Nach de Wit, van der Veer und Slot (1995) sind (niederländische) Jungen mit sechzehn Jahren biologisch erwachsen, Mädchen mit fünfzehn. Verschiebungen dieses Alters haben mit kulturellen Faktoren zu tun, vor allem mit der Nahrung. Die Zunahme des BMI (Body Mass Index: Gewicht geteilt durch Körpergröße zum Quadrat) hängt mit der Verfrühung der Menarche, der ersten Menstruation, zusammen, obwohl manche Ergebnisse suggerieren, dass diese beiden Prozesse größtenteils voneinander unabhängig sind (Demerath, Towne, Chumlea, Sun, Czerwinski, Remsberg und Siervogel, 2004; Delfos 2011d). Bei Übergewicht (ein ›gesunder‹ BMI liegt zwischen 18,5 und 24,9) besteht ein höheres Risiko auf verfrühte Menarche (Kaplowitz, Slora, Wasserman, Pedlow und Herman-Giddens, 2001).
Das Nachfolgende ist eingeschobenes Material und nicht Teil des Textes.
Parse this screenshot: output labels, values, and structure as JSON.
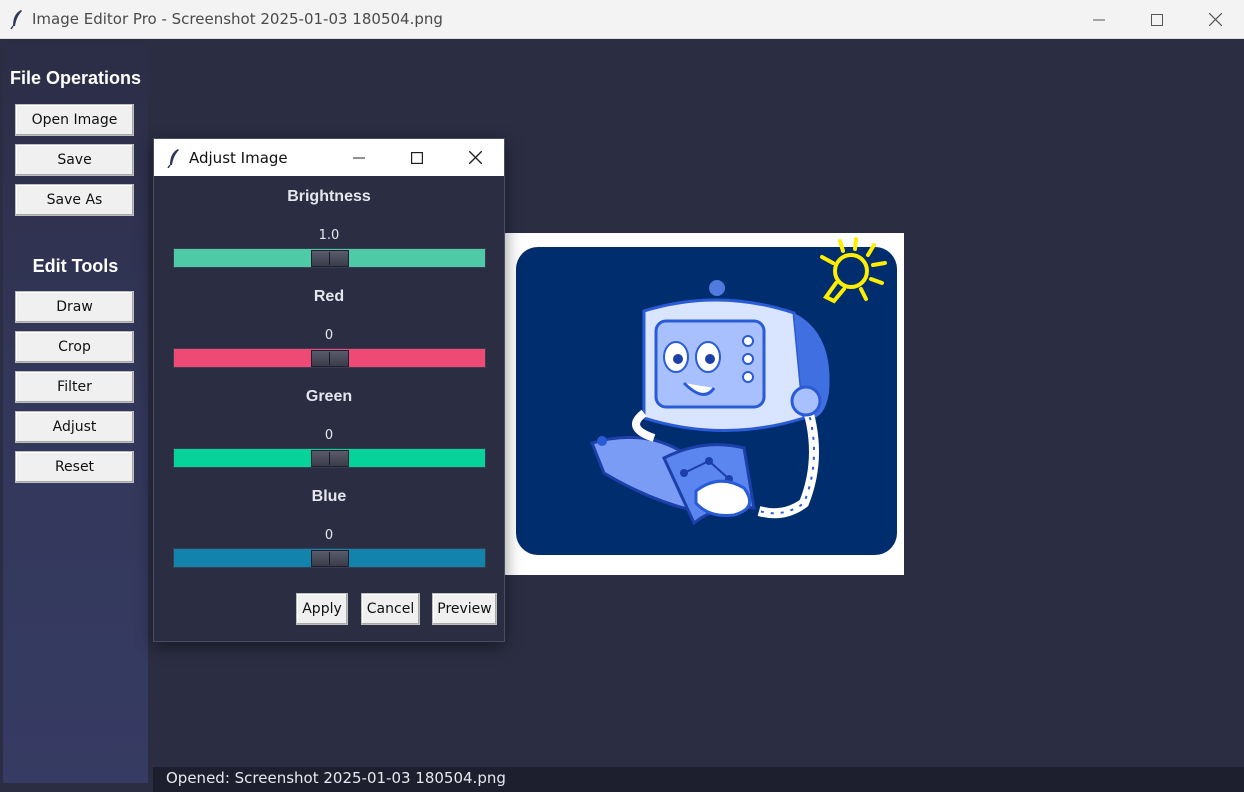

In wohlhabenden Gesellschaften findet die erste Menstruation, die Menarche, relativ früh statt (Malik und Hauspie, 1986; Graham, Larsen und Xu, 1999). Vermutlich hängt dies auch mit dem Gesundheitszustand und Hygienebedingungen zusammen. Es scheint allerdings so zu sein, dass die erste Menstruation immer noch früher stattfindet, als man aufgrund bisheriger Beobachtungen – alle zehn Jahre um drei Monate – erwarten konnte (Tanner, 1990; Rees, 1993). Der Anstieg sexuellen Kontakts in jüngerem Alter verweist auf eine möglicherweise verfrühte biologische Reifung, stimuliert diese aber auch gleichzeitig. Die sexuellen Reize durch Medien können unter anderem zu früheren Experimenten führen, was dann wiederum eine vorzeitige Hormonproduktion zur Folge hat. Hierauf wird im Abschnitt über Sexualität näher eingegangen.|29|
Die Reihenfolge der Entwicklung von Geschlechtsmerkmalen bei Jungen ist ziemlich konstant. Erst wachsen die Hoden (ein Testikel, Hoden, von 4 ml oder mehr ist das Zeichen beginnender Pubertät, Mul, 2004) und das Scrotum (Hodensack). Danach kommt das Schamhaar. Wachstum, Wachstumsschub und Peniswachstum erfolgen meist ein Jahr später. Bart- und Achselbehaarung setzen in der Regel spät in der Pubertät ein. Die zeitliche Situierung der ersten Ejakulation (Samenerguss) ist nicht eindeutig. Manche sprechen von einem Alter um das vierzehnte Lebensjahr herum, ein Jahr nach Beginn des Peniswachstums, andere von einem Durchschnittsalter von zwölf Jahren. Ein Erguss ohne Samen – Emission – kann schon viel früher stattfinden, in Ausnahmefällen ist er bereits ab acht Jahren möglich.